ものづくり研修センター、東京木工場内に来春開校! 画像 ものづくり研修センター、東京木工場内に来春開校!

人材

 清水建設が、施工系技術職員を主な対象にした体験型研修施設を東京都江東区にある東京木工場内に17年4月開校する。「ものづくり研修センター」の名称で、研修用材料として建物の実物大模型(モックアップ)を構造別に用意。現場さながらの環境で、躯体工事の基礎知識や品質検査のノウハウを学べる。同社の原点である宮大工としてのルーツへの回帰を意識。品質向上に加え、社員のモチベーションアップにもつなげる。投資額は約11億円。
 ものづくり研修センターは、主に研修室と実習室、展示室、講義室で構成する。研修室には、「鉄筋・型枠」「鉄骨・外装」「PCa(プレキャスト)」の3ゾーンを設け、施工中の構造躯体を再現したモックアップを設置しているのが特徴だ。研修生は、実物に触れながら、構造部材の名称を覚えたり各種検査を行ったりと、これまでOJTで学んできたことを研修施設でじっくりと身に付けることができる。
 鉄筋・型枠ゾーンでは、モックアップに配筋の間違いを意図的に混ぜておき、配筋検査を行って検査能力の向上を図る。鉄骨・外装ゾーンでは、溶接4面ボックス柱やコラム柱、SRC柱などのさまざまな鉄骨構法を再現するとともに、仮設足場や各種外装も実装することで、S造の工事の進め方を総合的に理解することができる。
 このほか、実習室では金づちやのこぎりを使った研修を想定。講義室は座学に利用する。展示室には、建築に関するものづくりのフローチャートや、同社の代表作を展示する。

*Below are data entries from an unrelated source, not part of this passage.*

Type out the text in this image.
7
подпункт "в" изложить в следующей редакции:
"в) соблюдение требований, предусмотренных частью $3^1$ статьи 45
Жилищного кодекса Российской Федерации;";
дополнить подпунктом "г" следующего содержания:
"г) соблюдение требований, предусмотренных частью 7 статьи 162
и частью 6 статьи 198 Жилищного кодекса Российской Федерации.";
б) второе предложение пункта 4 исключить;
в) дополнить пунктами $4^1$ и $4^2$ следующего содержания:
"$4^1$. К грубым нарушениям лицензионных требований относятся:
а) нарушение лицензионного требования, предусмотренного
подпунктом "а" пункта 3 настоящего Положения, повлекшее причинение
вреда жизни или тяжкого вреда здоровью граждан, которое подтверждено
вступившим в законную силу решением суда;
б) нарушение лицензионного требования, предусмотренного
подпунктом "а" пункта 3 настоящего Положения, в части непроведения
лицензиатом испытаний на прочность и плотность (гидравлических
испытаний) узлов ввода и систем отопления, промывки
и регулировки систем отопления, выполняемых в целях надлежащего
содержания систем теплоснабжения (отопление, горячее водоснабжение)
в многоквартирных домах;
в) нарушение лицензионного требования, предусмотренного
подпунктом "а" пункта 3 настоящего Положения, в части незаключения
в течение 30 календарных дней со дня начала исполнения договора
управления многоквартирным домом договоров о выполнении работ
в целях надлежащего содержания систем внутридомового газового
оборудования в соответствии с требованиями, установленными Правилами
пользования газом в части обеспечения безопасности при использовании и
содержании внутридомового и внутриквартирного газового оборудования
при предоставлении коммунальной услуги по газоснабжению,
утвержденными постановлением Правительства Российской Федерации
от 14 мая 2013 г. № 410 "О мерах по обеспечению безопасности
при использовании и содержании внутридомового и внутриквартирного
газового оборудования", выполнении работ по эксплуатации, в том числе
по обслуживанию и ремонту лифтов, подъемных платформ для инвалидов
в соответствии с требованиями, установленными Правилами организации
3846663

 建築施工系をはじめ、土木系、設計系、設備系などすべての社員に対する研修のプラットホームに位置付けられる。新入社員であれば、入社時の基礎研修に加え、現場研修後のものづくりの原点を学ぶ研修に役立てる。入社3~4年目に各種検査を実践で学ぶ研修や、7年目前後に施工計画を立てる研修を行う際などにも利用する。
 社内利用にとどまらず、外部に対しても施設を提供。協力会社の若手社員の基礎研修や、学生のインターンシップ(就業体験)、入社内定者の利用も想定している。
 既に、建築施工系の年次別集合研修の一環として暫定的に利用を開始している。暫定利用の期間中に改善点などを洗い出し、17年4月には本格的に利用を始める。
 所在地は、江東区木場2の15の3の東京木工場内。建物は、S造地上2階建て延べ約940平方メートルの規模。外装にルーバーを設けて自然光や自然通風を十分確保することで、屋内でありながら現場に近い環境で研修に取り組むことができる。